Golang, un langage particulier

Après une assez longue expérience de développement web, j'ai déjà été confronté à la fois à la rigueur des langages typés et compilés (avec C#), et à la souplesse des langages prototypés et interprétés (avec JavaScript). Mais là, Go pousse la rigueur à son maximum.

Un typage (très) fort

Juste après avoir expérimenté Python, le gap est énorme. Ici chaque variable et chaque retour de fonction doivent être impérativement typés.

func GetPiecesRaw(x int, y int, grid [][]int) []int {
	return grid[y]
}

Le typage implicite à la déclaration existe tout de même et sera même largement utilisé :

newGrid := [][]int{} // [ := ] nous dispense de préciser le type à la déclaration de la variable

De plus il n'existe pas de mécanisme de Cast ou de conversion implicite comme on en trouve dans la plupart des langages. Chaque conversion de type doit être codée explicitement.

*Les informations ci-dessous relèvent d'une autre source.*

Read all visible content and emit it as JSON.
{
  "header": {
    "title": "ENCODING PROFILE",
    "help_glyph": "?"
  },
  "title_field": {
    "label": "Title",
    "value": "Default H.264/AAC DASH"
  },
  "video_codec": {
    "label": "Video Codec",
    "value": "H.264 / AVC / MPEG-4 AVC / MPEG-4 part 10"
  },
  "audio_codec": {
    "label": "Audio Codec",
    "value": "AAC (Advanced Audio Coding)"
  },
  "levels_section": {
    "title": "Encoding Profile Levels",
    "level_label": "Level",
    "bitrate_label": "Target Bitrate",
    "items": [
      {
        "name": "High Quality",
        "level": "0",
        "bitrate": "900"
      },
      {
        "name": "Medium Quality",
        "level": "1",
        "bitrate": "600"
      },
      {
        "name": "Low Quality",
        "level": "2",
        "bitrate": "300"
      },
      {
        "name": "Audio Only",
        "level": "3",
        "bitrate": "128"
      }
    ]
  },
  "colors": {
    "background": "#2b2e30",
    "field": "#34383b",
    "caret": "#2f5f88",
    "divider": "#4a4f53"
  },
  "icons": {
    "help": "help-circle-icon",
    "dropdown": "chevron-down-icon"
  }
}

strconv.Itoa(node.State.Piece) // La fonction de conversion int vers string, un allié fidèle

Pas d'opérateur ternaire

Certains concepts évidents sont absents de la grammaire de go. L'exemple qui m'a le plus frappé est l'absence d'opérateur ternaire

childNode.Value = childNode.MyNode ? WinningLeafValue : LoosingLeafValue // Ceci n'existe pas en go

L'opération doit s'écrire toujours en syntaxe conditionnelle complète

if (childNode.MyNode) {
    childNode.Value = WinningLeafValue
} else {
    childNode.Value = LoosingLeafValue
}

Aucune variable orpheline

Si une variable ou un module est déclaré mais jamais utilisé, alors le programme ne compilera pas. Ça n'a l'air de rien, mais en cours de développement, la contrainte est monumentale.

A chaque fois que l'on veut ajouter un point de debug, il faut importer la librairie fmt pour la sortie standard, écrire les logs. Et une fois fait, il faut tout supprimer. Et recommencer à chaque fois, pour chaque fichier ou on veut avoir du log.

C'est usant. On se réconforte en sachant que lorsque le programme est lancé, le code n'est pas seulement juste, il est également propre.

Les goroutines

Le langage go a été conçu à l'origine pour la programmation système. Il est donc particulièrement indiqué pour gérer les programmes concurrents. Pour cela, il faut utiliser la notion de goroutine avec le mot clé go.

go func() {
    // Le code concurrent ici.
}()

La goroutine permet d'exécuter du code en parallèle un peu comme des threads. Mais un thread n'est pas forcément généré pour chaque goroutine. Le système réparti le code exécuté automatiquement en fonction de la topologie de la machine.

La grosse spécificité d'une goroutine, c'est qu'elle ne peut pas être killed ou aborted par du code extérieur. Elle seule peut décider de s'arrêter. Il faut pour cela implémenter un chan qui permettra de communiquer des données à travers plusieurs goroutines, et ainsi déclencher des évènements à l'intérieur d'une goroutine.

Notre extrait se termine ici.